Kesetaraan Gender dalam Transportasi Online
Perkembangan teknologi yang begitu
pesat haruslah diimbangi dengan kreativitas, inovasi dan kapabilitas parsial
ataupun kolektif. Sehingga situasi perkembangan teknologi tersebutpun tidak
menjadi phobia akut yang terus membayang-bayangi, (istilahnya disebut gaptek-lah) dan menjadi
kendala dalam menjalankan rutinitas keseharian, (menjadi candu yang berimbas
pada hiperrealita), sehingga tidak mampu memaksimalkan kesempatan kerja yang
ada.
Sungguh aneh memang, jika dalam
episode kelanjutannya, perkembangan Infomation and Technology (selanjutnya
disebut IT) malah menjadi suatu problem yang ikut serta dalam menghambat
perkembangan dan kemajuan.
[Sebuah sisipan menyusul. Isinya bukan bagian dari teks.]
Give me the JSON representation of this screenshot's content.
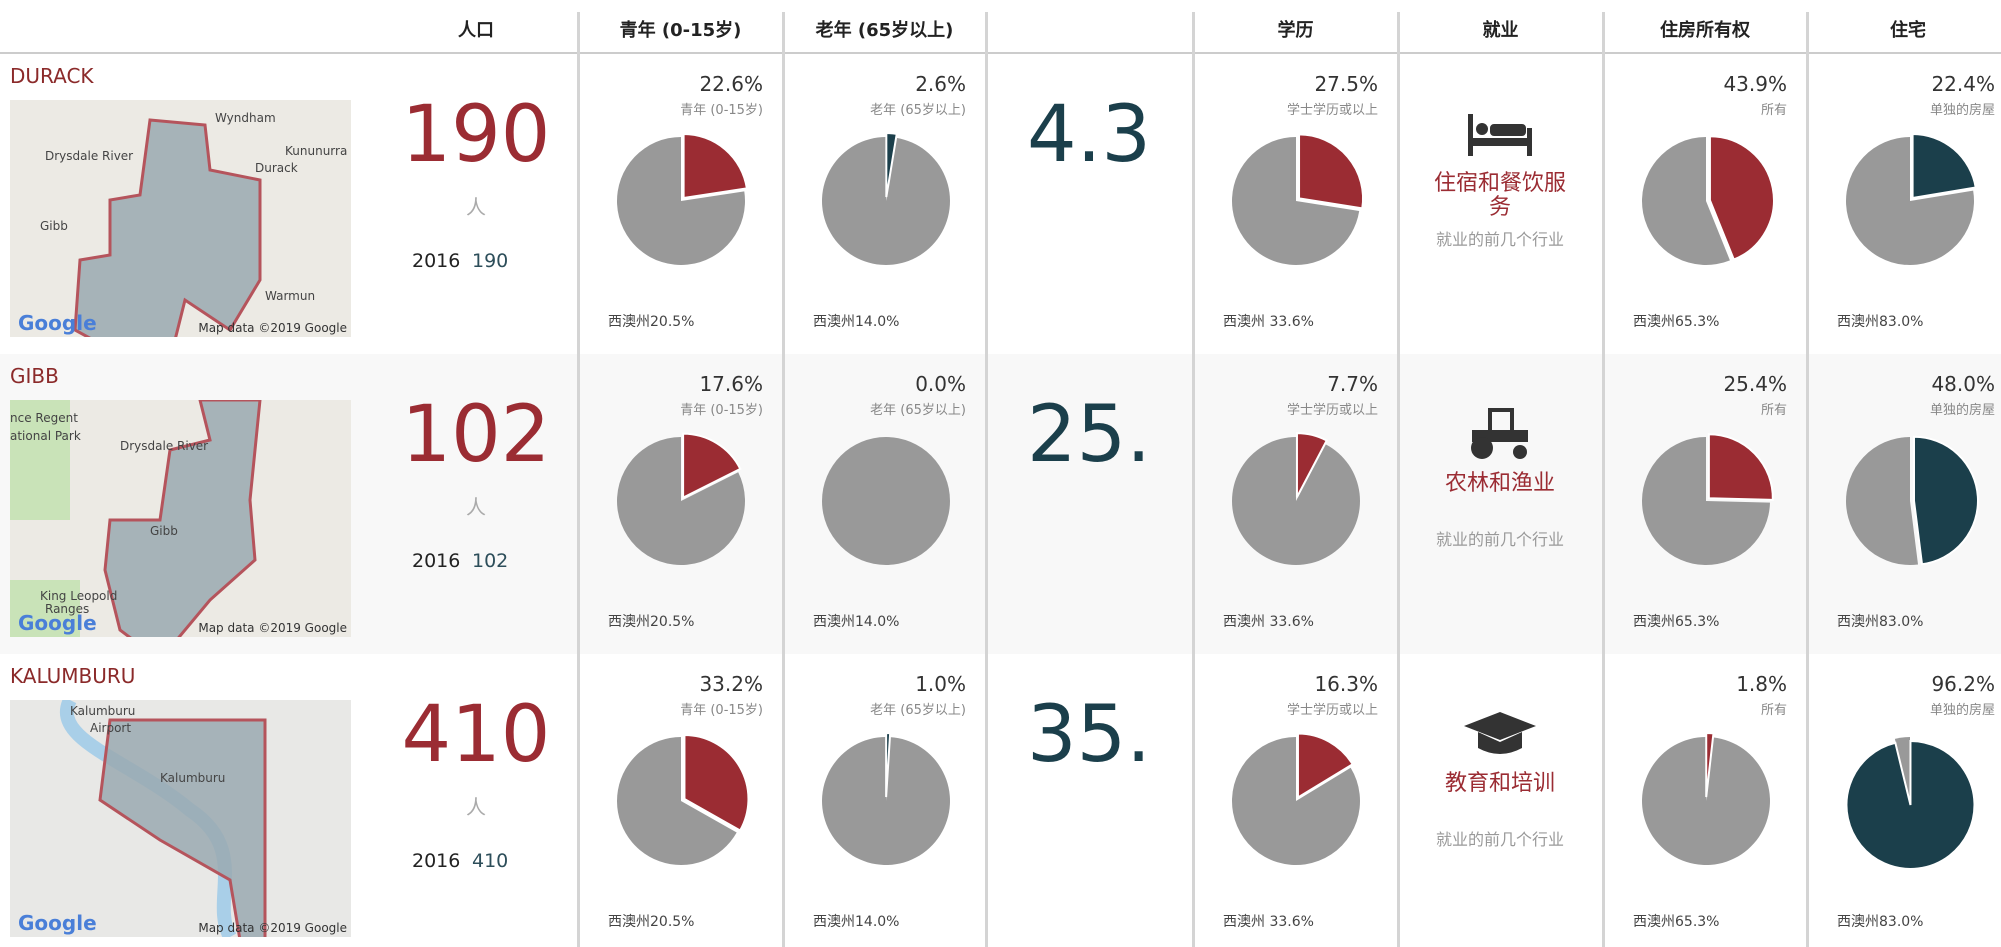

Entah itu secara personal ataupun kolektif. Entah itu dalam aspek pendidikan, ekonomi,
politik, sosial, budaya dan lain sebagainya. Padahal tujuan utama dari dikembangkannya
teknologi adalah untuk mempermudah kelangsungan perkembangan dan kemajuan dalam
interaksi sosial masyarakat.
Namun berbeda halnya dengan mereka
yang memiliki kreativitas, inovasi dan kapabelitas. Seolah-olah tidak mau
berkedip sedetikpun, berpaling dari mantengnya melek terhadap perkembangan IT. Setiap perubahanpun
seolah-olah menjadi inspirasi yang terus mengilhami. Memberi pencerahan
kreatitivitas yang belum lumrah terpahami dan menjadi tren saat ini.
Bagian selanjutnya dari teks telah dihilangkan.